APSCo has reacted to the government’s own “knee-jerk” to ballooning agency costs in the NHS. It’s not surprising. As Ann Swain points out at length, the Conservatives have taken a blinkered peep at the reasons for the NHS’ £3.3bn outsourcing spend.
This short-sighted view means they’ve missed the underlying problem. The reasons they’ve attributed to the rise in costs – and measures they’ve taken to nip them in the bud – are thus controversial.
But as any political historian will tell you, this almost off hand attitude toward the Health Service is the way Tories have always viewed the NHS. Ever since the Labour government introduced the service way back in 1948, it’s been a Tory bugbear.
The full condemnation of the new managerial procedures you can find on APSCo’s website. The TL;DR version is there are fresh fears concerning the NHS. Both the aptitude of staff under the new cost constraints and the service’s overall ability to cope are in jeopardy under the new regime.
What and who are governed by the new rules?
There’s little time to get used to the idea of the new rules. They’re in effect now and have been since September the First.
One look at the government’s page of documentation that both NHS recruiters, agencies and framework owners says it all.
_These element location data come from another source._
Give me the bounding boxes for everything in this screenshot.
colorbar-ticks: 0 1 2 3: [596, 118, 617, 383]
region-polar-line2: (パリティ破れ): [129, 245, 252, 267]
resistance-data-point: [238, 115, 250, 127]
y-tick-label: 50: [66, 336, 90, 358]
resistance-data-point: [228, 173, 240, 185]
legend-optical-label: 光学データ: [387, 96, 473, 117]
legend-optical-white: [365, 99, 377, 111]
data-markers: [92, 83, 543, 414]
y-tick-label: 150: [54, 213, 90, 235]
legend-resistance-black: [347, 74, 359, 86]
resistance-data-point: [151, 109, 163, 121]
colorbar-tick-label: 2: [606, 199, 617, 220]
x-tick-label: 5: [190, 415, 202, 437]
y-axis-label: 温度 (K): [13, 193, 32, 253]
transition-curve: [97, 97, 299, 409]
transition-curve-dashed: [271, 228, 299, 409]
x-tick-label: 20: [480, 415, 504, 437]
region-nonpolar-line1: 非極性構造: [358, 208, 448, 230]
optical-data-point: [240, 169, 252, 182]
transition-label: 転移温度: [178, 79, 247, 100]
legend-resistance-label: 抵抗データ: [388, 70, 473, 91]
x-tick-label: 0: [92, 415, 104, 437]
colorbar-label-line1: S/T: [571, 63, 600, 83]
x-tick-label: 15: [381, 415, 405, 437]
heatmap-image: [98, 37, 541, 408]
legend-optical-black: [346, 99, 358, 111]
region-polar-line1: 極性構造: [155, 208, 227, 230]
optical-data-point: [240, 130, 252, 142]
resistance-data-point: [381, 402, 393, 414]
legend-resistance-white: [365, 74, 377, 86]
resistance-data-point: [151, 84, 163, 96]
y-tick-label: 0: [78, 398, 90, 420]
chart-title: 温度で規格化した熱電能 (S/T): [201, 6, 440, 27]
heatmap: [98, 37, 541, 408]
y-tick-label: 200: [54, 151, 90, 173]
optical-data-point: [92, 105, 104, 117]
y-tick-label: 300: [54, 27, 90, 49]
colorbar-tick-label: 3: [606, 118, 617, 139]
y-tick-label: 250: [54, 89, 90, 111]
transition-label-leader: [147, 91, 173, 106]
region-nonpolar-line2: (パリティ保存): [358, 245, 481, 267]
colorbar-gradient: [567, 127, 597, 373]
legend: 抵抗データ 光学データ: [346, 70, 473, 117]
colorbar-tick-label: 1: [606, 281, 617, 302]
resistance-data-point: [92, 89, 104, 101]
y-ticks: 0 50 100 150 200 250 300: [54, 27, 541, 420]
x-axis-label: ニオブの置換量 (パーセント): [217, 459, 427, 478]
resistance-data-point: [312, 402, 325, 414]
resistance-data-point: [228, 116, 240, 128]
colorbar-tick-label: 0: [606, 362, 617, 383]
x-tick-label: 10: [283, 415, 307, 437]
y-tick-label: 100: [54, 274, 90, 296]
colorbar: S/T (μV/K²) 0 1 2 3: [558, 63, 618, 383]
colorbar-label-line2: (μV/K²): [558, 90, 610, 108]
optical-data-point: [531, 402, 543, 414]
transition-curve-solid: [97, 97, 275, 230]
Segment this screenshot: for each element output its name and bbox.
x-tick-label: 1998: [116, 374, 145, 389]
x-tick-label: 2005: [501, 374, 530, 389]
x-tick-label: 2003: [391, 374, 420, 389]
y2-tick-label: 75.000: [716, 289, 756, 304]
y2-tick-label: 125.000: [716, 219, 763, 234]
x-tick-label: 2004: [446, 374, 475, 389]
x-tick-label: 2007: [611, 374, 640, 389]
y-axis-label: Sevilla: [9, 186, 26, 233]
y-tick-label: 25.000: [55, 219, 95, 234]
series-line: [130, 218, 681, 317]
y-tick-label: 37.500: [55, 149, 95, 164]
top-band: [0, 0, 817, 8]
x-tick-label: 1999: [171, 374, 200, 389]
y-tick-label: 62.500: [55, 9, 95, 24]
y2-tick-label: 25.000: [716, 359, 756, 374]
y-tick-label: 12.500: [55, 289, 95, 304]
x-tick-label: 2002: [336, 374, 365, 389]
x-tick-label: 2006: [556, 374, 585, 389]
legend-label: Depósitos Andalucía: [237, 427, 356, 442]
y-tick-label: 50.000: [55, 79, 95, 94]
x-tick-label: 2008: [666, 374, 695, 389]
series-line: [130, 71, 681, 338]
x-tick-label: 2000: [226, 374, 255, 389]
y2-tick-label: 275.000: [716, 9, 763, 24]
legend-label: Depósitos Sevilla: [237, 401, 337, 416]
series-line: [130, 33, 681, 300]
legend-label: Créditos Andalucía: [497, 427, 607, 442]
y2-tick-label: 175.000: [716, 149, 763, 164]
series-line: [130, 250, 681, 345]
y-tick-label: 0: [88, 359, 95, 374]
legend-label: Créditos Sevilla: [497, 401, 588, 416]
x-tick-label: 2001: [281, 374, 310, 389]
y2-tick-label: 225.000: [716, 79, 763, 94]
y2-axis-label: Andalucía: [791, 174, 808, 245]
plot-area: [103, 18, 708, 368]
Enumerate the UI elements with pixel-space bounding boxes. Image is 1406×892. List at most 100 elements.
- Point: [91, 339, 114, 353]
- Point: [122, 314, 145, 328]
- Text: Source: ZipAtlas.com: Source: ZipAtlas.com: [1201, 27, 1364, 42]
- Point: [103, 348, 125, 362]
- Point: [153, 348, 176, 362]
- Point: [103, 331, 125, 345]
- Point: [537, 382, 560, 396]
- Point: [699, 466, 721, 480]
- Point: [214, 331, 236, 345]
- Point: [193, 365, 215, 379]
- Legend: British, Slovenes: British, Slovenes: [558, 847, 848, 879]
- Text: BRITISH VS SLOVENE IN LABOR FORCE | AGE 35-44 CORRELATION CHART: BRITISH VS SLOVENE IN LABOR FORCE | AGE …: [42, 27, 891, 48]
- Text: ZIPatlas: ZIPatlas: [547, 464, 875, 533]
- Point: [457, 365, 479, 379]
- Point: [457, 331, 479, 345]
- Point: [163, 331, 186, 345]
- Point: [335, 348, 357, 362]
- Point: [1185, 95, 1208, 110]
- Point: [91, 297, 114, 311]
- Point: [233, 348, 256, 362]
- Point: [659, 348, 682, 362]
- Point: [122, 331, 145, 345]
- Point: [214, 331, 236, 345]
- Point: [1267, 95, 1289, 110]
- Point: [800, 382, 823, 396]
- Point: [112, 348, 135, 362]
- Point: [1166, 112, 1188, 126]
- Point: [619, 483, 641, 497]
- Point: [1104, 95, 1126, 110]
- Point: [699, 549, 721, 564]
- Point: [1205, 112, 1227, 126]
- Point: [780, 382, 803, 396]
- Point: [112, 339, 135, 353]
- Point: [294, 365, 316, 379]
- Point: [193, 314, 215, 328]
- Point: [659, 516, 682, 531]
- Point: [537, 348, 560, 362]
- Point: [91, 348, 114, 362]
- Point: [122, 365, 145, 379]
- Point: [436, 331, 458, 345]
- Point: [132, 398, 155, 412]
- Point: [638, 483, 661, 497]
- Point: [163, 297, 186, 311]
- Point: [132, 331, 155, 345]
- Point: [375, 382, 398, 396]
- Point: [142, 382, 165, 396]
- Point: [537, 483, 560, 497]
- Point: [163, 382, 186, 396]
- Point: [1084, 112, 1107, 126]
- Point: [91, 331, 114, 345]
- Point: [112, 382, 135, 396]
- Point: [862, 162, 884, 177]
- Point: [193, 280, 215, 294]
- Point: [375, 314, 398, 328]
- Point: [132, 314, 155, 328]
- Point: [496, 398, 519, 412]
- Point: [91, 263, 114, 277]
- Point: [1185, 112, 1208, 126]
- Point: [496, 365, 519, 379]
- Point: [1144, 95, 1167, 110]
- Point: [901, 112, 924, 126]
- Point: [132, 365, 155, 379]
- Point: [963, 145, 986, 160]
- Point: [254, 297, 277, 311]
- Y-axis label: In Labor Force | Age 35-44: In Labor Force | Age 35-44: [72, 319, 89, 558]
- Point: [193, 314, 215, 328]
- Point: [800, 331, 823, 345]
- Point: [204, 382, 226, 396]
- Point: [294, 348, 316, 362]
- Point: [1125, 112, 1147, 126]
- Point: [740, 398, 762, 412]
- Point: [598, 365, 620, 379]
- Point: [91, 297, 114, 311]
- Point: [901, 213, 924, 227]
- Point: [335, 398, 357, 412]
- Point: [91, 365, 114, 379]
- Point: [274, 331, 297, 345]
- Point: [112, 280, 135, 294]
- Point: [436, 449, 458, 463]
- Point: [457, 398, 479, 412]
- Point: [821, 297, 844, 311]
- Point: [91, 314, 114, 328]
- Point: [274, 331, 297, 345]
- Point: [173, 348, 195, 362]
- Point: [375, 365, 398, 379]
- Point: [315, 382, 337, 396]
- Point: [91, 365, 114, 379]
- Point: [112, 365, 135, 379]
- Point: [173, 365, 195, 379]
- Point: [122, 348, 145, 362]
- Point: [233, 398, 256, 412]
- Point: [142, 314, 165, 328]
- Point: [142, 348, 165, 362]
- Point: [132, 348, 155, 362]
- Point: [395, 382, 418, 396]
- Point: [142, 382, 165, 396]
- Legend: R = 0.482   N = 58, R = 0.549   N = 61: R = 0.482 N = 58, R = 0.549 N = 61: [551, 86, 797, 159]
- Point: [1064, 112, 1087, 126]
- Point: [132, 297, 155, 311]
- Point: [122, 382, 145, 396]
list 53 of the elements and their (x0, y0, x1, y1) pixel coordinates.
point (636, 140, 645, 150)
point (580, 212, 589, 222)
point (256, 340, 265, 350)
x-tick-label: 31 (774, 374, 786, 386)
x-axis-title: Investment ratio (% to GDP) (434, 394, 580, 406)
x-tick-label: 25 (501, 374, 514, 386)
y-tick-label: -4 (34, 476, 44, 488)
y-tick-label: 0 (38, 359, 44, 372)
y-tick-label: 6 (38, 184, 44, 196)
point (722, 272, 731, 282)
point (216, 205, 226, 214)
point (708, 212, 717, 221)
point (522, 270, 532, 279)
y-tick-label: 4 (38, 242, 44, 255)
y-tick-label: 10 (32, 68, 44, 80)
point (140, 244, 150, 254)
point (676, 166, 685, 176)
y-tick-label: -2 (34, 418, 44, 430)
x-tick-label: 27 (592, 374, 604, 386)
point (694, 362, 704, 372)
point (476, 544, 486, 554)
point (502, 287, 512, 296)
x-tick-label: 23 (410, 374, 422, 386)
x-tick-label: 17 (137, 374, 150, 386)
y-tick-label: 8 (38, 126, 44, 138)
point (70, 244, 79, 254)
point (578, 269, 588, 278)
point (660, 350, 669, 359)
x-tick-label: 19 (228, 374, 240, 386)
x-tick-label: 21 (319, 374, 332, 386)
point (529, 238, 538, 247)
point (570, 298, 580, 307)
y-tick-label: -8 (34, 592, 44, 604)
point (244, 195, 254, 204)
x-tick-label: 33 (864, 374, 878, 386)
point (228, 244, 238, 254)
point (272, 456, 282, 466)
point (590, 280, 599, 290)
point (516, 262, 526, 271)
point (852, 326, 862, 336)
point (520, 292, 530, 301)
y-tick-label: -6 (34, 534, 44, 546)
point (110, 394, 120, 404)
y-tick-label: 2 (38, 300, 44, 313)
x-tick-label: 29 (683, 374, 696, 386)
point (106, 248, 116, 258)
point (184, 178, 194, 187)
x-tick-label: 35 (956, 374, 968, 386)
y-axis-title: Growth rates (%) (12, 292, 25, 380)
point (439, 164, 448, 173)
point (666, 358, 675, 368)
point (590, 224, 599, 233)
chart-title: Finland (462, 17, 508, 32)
A 20-page document covers the nursing agency rules. There’s a separate document for Framework owners (and another for framework approval). There’s an application document for NHS recruiters to use if they want to engage staff from outside an approved framework. And if a Trust feels that their ceiling isn’t high enough, there’s a document to apply to adjust that, too.
Is that the comprehensive list of regulations for outsourcing NHS staff?
Absolutely not. The list covers registered nurses, midwives and health visitors. A new set of directives “will follow” for other departments who face “complex workforce challenges” when hiring contractors and agency staff.
What the government also recommends is that all foundation Trusts under the NHS umbrella comply. That’s even though the published legislation targets:
- all NHS Trusts;
- those in receipt of DoH interim support;
- those under whose past financial undertaking see them in breach of license.
The one department to whom the regulations do not apply is the ambulance service. That’s because the ‘staffing mix’ is already convoluted. Trying to bring that department under the same regimen would be folly.